Welcome to BC nrcpma

This is a serious malware infection. kirkifer, who started this topic, was primarily complaining of the detections in System Restore which did not reveal the actual file named involved. After providing the info I did, he never replied back. As such, I don't know if he was able to clean his system or further help was needed.

Please follow the instructions in the Preparation Guide For Requesting Help starting at Step 6.
  • If you cannot complete a step, then skip it and continue with the next.
  • In Step 7 there are instructions for downloading and running DDS which will create two logs.
When you have done that, post your logs in the Virus, Trojan, Spyware, and Malware Removal Logs forum, NOT here, for assistance by the Malware Response Team Experts. A member of the Team will walk you through, step by step, on how to clean your computer. If you post your log back in this thread, the response from the Malware Response Team will be delayed because your post will have to be moved. This means it will fall in line behind any others posted that same day.
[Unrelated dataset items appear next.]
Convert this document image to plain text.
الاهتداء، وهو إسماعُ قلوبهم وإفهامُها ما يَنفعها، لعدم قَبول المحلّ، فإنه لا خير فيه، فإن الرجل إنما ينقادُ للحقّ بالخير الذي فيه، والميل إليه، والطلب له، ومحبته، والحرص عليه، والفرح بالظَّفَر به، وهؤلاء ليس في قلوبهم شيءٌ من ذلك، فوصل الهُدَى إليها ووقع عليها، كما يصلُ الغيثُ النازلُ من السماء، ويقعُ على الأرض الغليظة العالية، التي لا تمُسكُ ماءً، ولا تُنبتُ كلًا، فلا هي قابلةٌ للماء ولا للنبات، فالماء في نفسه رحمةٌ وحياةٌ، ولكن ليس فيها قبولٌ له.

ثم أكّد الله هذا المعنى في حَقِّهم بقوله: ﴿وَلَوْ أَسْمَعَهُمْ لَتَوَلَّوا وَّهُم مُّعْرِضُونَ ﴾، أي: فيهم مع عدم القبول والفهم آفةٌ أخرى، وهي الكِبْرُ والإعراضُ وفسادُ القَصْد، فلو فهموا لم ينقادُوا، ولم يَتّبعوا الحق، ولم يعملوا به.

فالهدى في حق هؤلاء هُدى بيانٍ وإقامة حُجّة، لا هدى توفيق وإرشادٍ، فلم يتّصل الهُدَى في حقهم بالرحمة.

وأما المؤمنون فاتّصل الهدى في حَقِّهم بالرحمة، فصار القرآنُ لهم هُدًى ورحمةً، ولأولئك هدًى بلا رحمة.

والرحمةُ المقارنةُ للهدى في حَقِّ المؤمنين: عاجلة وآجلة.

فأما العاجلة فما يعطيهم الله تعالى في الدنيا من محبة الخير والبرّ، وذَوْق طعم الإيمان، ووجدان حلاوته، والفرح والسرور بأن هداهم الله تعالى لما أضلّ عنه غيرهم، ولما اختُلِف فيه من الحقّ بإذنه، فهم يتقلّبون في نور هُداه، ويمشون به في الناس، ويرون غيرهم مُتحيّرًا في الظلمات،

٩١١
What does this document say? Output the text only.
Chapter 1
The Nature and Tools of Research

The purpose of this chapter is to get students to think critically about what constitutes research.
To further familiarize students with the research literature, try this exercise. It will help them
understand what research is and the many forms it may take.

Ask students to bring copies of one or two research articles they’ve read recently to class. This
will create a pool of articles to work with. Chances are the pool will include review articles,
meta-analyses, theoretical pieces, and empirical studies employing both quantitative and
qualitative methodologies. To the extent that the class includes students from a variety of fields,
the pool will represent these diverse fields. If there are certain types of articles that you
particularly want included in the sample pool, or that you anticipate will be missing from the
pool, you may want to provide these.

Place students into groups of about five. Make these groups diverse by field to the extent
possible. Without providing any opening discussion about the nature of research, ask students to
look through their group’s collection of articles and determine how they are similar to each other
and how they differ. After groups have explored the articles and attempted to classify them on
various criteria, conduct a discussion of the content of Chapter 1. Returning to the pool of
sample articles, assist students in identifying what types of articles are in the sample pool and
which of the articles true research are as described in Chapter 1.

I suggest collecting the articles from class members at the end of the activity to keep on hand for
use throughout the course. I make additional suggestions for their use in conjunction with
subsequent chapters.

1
Start a new topic, give it a relevant title and post your log along with a brief description of your problem, a summary of any anti-malware tools you have used and a summary of any steps that you have performed on your own. After doing this, it would be helpful if you replied back in this thread with a link to the new topic so we can closed this one.

If HelpBot replies to your topic, please follow Step One so it will report your topic to the team members.